Amfibyumlar olarak bilinen ve yaşamlarını hem karada, hem suda geçiren soğukkanlı hayvanların en tanınmış grubu kurbağalardır. Birçoğu­nun derisi düz ve nemli, öbürlerinin derisi siğil denen kabartılarla örtülüdür. Uzun arka bacakları, kısa ve kalın gövdeleri, gövdeye boyun ayrımı olmaksızın bağlanan başları ve patlak gözleriyle kolayca tanınabilirler. Ama 2.600'ü aşkın türü arasında önemli davranış, yapı ve boyut farklılıkları göze çarpar. Kurba­ğaların çoğu sıçrayarak yer değiştirir. Genel­likle siğilli olanların arka bacakları daha kısa ve sıçramaya daha az elverişlidir. Kurbağaların çoğu böcek ve solucan gibi küçük canlılarla beslenir. Ağızları geniş, dille­ri ağzın ön bölümüne yapışıktır. Ağız kapalıy­ken dilin ucu geriye doğru yatar. Kurbağa kendine yeterince yaklaşan bir böceği, hızla fırlattığı dilinin yapışkan ucuyla yakalar ve diliyle birlikte ağzına çeker. Kurbağanın iri ve patlak gözleri ağız boşluğuna basınç yaparak avını yutmasını kolaylaştırır. Ağzına aldığı solucanı ise yutmaya elverişli biçimde tutmak için ön bacaklarını kullanır. Kurbağalar akciğerle solunum yapar, ama memelilerden değişik biçimde soluk alırlar. Hava, gırtlağın alçalmasıyla birlikte iki burun deliğinden ağza doğru emilir. Daha sonra burun delikleri kapatılır ve gırtlak yükseltile­rek havanın akciğerlere dolması sağlanır. Kurbağanın yukarı aşağı sürekli oynayan gırt­lağının hareketi dıştan bakıldığında da görüle­bilir.

Öbür amfibyumlar gibi kurbağalar da ağız­larıyla su içmezler. Bunun yerine suyu yüzer­ken ya da yağmur altında durarak derilerin­den alırlar. Uzun süre sudan uzak kalmak kurbağalar için tehlikelidir. Çünkü derilerinin nemini yitirip tümüyle kuruması bu hayvanla­rın çok geçmeden ölmesine yol açar.

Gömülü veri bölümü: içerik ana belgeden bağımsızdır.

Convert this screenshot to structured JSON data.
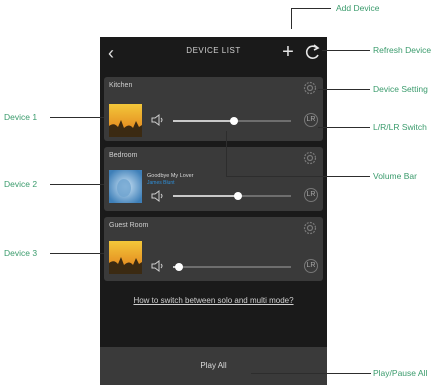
{
  "header": {
    "title": "DEVICE LIST",
    "back": "‹",
    "add": "+"
  },
  "devices": [
    {
      "name": "Kitchen",
      "volume": 0.52
    },
    {
      "name": "Bedroom",
      "volume": 0.55,
      "track_title": "Goodbye My Lover",
      "track_artist": "James Blunt"
    },
    {
      "name": "Guest Room",
      "volume": 0.05
    }
  ],
  "lr_label": "LR",
  "help_link": "How to switch between solo and multi mode?",
  "play_all": "Play All",
  "callouts": {
    "add_device": "Add Device",
    "refresh_device": "Refresh Device",
    "device_setting": "Device Setting",
    "lr_switch": "L/R/LR Switch",
    "volume_bar": "Volume Bar",
    "play_pause_all": "Play/Pause All",
    "device_1": "Device 1",
    "device_2": "Device 2",
    "device_3": "Device 3"
  },
  "colors": {
    "callout_text": "#3a9b6c",
    "phone_bg": "#1a1a1a",
    "card_bg": "#3a3a3a",
    "artist_accent": "#2f8fd8"
  }
}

Kurbağalar düşmanlarına karşı kendilerini zehir bezlerinin salgısıyla korurlar. Kurbağa sertçe tutulduğunda türüne göre değişen güç­te bir zehir salgılar. Bayağı siğilli kurbağanın (Bufo bufo) salgısı öylesine iticidir ki, bu kurbağayı ağzına almayı hayvanlar ancak bir kez deneyebilir. Güney Amerika'da yaşayan canlı renklerle bezeli ağaç kurbağalarının zehri ise insanı öldürebilecek ölçüde güçlü­dür. Eskiden bu zehir Amerika Yerlileri tarafından okların ucuna sürülerek kullanıl­mıştır. Kuzey ülkelerinde kurbağalar kış uykusuna yatar. Havalar soğumaya başladığında yap­raklar arasına ve su birikintilerinin dibindeki çamura gömülerek yada su kıyısındaki oyuk­lara ve kütüklerin altına girerek havalar ısınıncaya kadar yerlerinden çıkmazlar. Bu süre boyunca çok az oksijene gereksinimleri vardır. Kan dolaşımları ise son derece ya­vaşlar. Sıcak ülkelerde yaşayan kurbağalar da ken­dilerini yere gömerek yağmur mevsimini bek­lerler. Yağış başlayınca gizlendikleri yerler­den üremek üzere çıkar, yumurtalarını göl­cüklere ve akarsulara bırakırlar.